|
Description
|
This is not directly related to log devices, but is the most likely
cause. It can also happen with l2cache devices, and can be triggered
by a vareity of I/O errors during load.
In spa_load(), there are a series of failures that can happen after
spa_load_spares():
/*
* Load any hot spares for this pool.
*/
error = zap_lookup(spa->spa_meta_objset, DMU_POOL_DIRECTORY_OBJECT,
DMU_POOL_SPARES, sizeof (uint64_t), 1, &spa->spa_spares.sav_object);
if (error != 0 && error != ENOENT) {
vdev_set_state(rvd, B_TRUE, VDEV_STATE_CANT_OPEN,
VDEV_AUX_CORRUPT_DATA);
error = EIO;
goto out;
}
...
/*
* Load any level 2 ARC devices for this pool.
*/
error = zap_lookup(spa->spa_meta_objset, DMU_POOL_DIRECTORY_OBJECT,
DMU_POOL_L2CACHE, sizeof (uint64_t), 1,
&spa->spa_l2cache.sav_object);
if (error != 0 && error != ENOENT) {
vdev_set_state(rvd, B_TRUE, VDEV_STATE_CANT_OPEN,
VDEV_AUX_CORRUPT_DATA);
error = EIO;
--------------> goto out;
}
...
if (spa_check_logs(spa)) {
vdev_set_state(rvd, B_TRUE, VDEV_STATE_CANT_OPEN,
VDEV_AUX_BAD_LOG);
error = ENXIO;
ereport = FM_EREPORT_ZFS_LOG_REPLAY;
--------------> goto out;
}
...
When this function fails, we'll unload and deactivate the spa_t:
if (error) {
/*
* We can't open the pool, but we still have useful
* information: the state of each vdev after the
* attempted vdev_open(). Return this to the user.
*/
if (config != NULL && spa->spa_root_vdev != NULL) {
spa_config_enter(spa, RW_READER, FTAG);
*config = spa_config_generate(spa, NULL, -1ULL,
B_TRUE);
spa_config_exit(spa, FTAG);
}
spa_unload(spa);
spa_deactivate(spa);
spa->spa_last_open_failed = B_TRUE;
...
The problem comes from the fact that in spa_unload(), we
free the spares, but don't reset the number of spares to zero:
for (i = 0; i < spa->spa_spares.sav_count; i++)

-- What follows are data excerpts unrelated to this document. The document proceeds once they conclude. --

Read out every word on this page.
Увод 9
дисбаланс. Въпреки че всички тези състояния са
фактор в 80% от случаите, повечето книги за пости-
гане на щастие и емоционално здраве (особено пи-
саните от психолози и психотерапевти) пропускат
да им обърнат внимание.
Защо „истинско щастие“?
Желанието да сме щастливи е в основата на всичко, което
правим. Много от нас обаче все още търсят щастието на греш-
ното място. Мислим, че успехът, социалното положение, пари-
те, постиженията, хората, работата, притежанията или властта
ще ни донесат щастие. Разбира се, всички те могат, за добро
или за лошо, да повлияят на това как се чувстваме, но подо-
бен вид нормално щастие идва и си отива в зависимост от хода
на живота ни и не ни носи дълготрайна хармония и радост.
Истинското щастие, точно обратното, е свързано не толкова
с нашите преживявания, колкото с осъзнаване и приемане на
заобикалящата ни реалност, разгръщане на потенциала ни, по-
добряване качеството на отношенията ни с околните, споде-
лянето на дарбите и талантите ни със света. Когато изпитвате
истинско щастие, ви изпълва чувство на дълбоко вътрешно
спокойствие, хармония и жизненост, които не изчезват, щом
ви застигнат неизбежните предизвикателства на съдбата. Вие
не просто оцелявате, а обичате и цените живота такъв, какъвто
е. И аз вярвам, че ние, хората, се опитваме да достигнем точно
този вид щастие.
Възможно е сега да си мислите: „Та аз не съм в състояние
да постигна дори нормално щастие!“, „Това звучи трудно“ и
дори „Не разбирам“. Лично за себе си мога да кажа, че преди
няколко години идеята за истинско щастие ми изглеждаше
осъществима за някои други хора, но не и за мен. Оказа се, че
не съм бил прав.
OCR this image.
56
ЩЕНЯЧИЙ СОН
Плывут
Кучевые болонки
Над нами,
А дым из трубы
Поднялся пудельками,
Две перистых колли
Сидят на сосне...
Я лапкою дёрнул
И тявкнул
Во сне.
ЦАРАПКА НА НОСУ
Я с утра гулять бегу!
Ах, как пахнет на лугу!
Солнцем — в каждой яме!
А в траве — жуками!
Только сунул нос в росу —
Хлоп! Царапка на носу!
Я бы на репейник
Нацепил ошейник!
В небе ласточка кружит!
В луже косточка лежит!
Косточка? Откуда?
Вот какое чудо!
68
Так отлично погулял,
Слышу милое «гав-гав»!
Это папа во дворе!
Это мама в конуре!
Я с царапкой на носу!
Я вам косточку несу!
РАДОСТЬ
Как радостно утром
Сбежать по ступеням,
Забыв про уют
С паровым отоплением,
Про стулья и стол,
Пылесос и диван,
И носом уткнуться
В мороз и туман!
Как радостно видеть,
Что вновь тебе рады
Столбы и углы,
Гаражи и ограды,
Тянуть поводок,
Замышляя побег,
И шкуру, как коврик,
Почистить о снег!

vdev_free(spa->spa_spares.sav_vdevs[i]);
if (spa->spa_spares.sav_vdevs) {
kmem_free(spa->spa_spares.sav_vdevs,
spa->spa_spares.sav_count * sizeof (void *));
spa->spa_spares.sav_vdevs = NULL;
}
In this case, 'sav_count' will still be set to the number of loaded
spares, but 'sav_vdevs' will be NULL. Next time we come through
spa_load(), we'll go through the mosconfig path, before loading any
spares:
if (!mosconfig) {
...
spa_config_set(spa, newconfig);
--------------> spa_unload(spa);
spa_deactivate(spa);
spa_activate(spa);
return (spa_load(spa, newconfig, state, B_TRUE));
}
In our second trip through spa_unload(), we'll notice the non-zero
spare count and attempt to execute the same bit of code:
for (i = 0; i < spa->spa_spares.sav_count; i++)
vdev_free(spa->spa_spares.sav_vdevs[i]);
But at this point, 'sav_vdevs' is still NULL, and we'll panic
dereferencing a NULL pointer. The solution is to zero out
'sav_count' as part of spa_unload() to bring it back to a
pristene state.
|